Is It Time To Cyberbully Italian-Americans?

Every year, Columbus Day comes and goes, and with it comes a round of discourse about whether Christopher Columbus was racist or if sensitive snowflakes can’t accept that we need to recognize European greatness or something like that. I’m not going to act like that’s an open question (he was horrifically racist and genocidal), but the discourse is fascinating in how the only thing that seems to change is that replacing Columbus Day with an Indigenous Peoples Day gains prominence. The same people who are invested are on the same side every year in a never ending conversation.

Here’s another thing that happens every year now: this annual culture war came to MSU on a small scale. On one side: President Stanley, who sent out an email that acknowledged that the land the university sits on was taken from Native Americans, as well as consistent messaging from other university organizations and departments about celebrating Indigenous Peoples Day and thinking deeper about the history of interactions between Americans, especially white Americans, and Native Americans.

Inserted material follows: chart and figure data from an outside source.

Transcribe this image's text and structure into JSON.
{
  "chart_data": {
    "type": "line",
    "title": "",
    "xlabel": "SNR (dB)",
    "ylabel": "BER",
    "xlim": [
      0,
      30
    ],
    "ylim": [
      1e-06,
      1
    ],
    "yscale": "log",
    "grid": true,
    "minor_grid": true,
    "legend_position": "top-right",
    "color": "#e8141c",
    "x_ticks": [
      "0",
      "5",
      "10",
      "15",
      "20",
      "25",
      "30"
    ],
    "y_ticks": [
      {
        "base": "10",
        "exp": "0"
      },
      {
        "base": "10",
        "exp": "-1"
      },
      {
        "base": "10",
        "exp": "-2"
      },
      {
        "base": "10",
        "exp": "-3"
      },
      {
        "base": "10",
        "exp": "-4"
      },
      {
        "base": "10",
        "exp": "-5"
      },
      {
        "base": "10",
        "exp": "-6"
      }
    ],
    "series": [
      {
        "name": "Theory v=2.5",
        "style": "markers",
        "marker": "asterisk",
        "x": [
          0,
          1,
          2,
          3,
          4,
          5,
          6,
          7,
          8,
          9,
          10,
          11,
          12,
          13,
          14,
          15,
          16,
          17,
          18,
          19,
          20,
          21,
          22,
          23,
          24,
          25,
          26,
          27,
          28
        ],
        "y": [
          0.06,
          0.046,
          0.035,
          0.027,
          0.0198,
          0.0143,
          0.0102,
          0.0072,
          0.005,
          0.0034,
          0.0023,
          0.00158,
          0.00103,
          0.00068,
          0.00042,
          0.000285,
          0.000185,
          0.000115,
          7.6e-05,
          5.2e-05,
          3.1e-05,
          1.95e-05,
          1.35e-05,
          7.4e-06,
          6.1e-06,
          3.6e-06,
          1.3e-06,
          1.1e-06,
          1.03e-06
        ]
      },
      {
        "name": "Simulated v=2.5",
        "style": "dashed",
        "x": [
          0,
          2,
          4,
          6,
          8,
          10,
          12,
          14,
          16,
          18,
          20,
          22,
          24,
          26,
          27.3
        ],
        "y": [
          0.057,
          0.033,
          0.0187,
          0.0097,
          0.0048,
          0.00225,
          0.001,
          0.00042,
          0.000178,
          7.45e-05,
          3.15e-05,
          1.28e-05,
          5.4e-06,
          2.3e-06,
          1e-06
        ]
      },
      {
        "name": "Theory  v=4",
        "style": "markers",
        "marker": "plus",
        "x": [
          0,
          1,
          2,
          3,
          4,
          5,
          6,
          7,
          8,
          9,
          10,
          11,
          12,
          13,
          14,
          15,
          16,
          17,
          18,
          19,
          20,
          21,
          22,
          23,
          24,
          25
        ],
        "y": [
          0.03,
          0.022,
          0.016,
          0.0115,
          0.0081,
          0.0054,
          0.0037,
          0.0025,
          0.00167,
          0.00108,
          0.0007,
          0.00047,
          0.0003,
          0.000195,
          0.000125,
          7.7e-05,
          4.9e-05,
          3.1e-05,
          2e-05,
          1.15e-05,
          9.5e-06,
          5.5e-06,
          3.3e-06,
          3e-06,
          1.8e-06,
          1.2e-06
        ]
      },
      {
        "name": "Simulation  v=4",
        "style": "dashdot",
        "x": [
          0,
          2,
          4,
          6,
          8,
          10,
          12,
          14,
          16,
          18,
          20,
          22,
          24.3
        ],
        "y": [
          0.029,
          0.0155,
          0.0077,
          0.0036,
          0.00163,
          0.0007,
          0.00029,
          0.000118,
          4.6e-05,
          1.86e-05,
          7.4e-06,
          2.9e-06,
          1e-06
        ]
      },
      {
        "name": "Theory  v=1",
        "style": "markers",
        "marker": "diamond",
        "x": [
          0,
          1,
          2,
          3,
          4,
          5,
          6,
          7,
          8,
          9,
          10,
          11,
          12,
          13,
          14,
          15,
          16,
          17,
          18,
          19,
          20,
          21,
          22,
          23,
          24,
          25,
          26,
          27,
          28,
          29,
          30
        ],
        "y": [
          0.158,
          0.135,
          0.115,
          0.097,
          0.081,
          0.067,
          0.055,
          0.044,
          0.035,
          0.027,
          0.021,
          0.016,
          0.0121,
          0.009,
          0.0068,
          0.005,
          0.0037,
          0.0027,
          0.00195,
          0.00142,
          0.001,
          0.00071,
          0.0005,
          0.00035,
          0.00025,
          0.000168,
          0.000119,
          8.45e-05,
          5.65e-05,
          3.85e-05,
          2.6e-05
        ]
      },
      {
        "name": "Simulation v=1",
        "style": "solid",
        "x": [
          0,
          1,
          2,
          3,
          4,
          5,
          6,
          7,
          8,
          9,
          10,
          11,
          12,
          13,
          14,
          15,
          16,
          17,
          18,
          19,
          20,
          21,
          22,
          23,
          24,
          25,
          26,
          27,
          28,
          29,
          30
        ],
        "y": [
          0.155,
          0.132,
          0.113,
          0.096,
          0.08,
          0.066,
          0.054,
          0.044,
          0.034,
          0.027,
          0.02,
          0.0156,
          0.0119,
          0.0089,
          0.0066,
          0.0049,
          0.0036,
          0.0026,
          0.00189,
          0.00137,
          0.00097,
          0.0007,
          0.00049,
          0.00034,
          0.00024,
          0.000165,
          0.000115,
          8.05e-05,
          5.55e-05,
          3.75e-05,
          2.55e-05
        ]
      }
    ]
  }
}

Of course, on the other side is our friends at The Morning Watch. Sergei Kelley helpfully compiled all these actions by the administration in an article released on Columbus Day called “Columbus Day at MSU: ‘Pioneer’ Title Regrets, Pres Says ‘Rethink History,’ and More”. He can’t be bothered to have an opinion, of course, instead just presenting the administration’s attempts to rectify massive historical wrongs one after the other. The subtext is that I’m supposed to hate it, but once again he’s accidentally made them look better than they are.

But the least accurate bit is at the end of the article. Because Sergei wants to maintain a layer of “journalism” on his articles, he decided to get a student quote. So we get this quote at the end of the article from Anthony Russo (probably a friend):

“I view Columbus as an American hero. Case closed.”

It’s pretty hard to call Columbus an American hero. His achievement of reaching the Caribbean happened because he was literally too stupid to understand the size of the globe. He heroically enslaved native populations on Hispaniola and made them mine for gold, which he found little of. The only contribution you could view him as having was that he let Europeans know that the area existed, and I have a hard time believing no one else would figure it out eventually. After all, he never even “discovered” the United States!

So why does Columbus have such a huge status in a country he never set foot in, so much so that he’s one of the three people to have a federal holiday in his honor? It’s all thanks to the efforts of primarily Italian-American Catholics, who sought to counteract widespread discrimination against Italians who came to the US. The Knights of Columbus, fittingly, were the biggest group leading the charge. By finding a famous Italian that had any part in the history of white people coming to America, they wanted to link their history to American history to counteract prevailing narratives that they were foreign invaders.

Nowadays, Italian-Americans face essentially no prejudice. I’m part Italian, and I average one mafia joke a year on the receiving end and a couple million that I make about myself. Everyone I know who has any amount of Italian ancestry would probably say the same about themselves. Since they were able to push past xenophobia, what’s the point of having a holiday for a man who didn’t even see this country when there are so many famous Italian-Americans to choose from?

But nothing ever moves easily at the federal level. Even if the Democrats would like to prove they can do woke gestures when they get into power, changing the name of Columbus Day would probably be far down the list of priorities. 

I believe that in order to change Columbus Day, we need to go back to what made Columbus Day. Folks, it’s time to create a unified front to bully Italians. If Italians must feel their identity in order to take pride in their own then it’s time we made Italians feel Italian again. Anytime you see an Italian, make sure to let them know that they’re Italian. Flaunt your superiority to them in every capacity. Make sure that they grow in their self-understanding of what being Italian in America is. Make them search out Italian excellence and Italian boy joy and Italian girl magic.

In other words, anytime that someone makes fun of me for this article, I am going to take it as an act of anti-Italian aggression. If Sergei wants to send a weird DM or comment about how I’m being racist, it only incentivizes me further to rediscover my ancestry and start the movement to Get a Better Italian-American Holiday. Make current-day Columbus Day Indigenous Peoples Day, and then [insert Italian-American figure here] Day somewhere else.

I think a better choice would be Vanzetti Day, to honor the Italian immigrant anarchist who, like too many today, was unfairly punished by the justice system for a crime he didn’t commit due to anti-Italian sentiments of the time. Bada bing!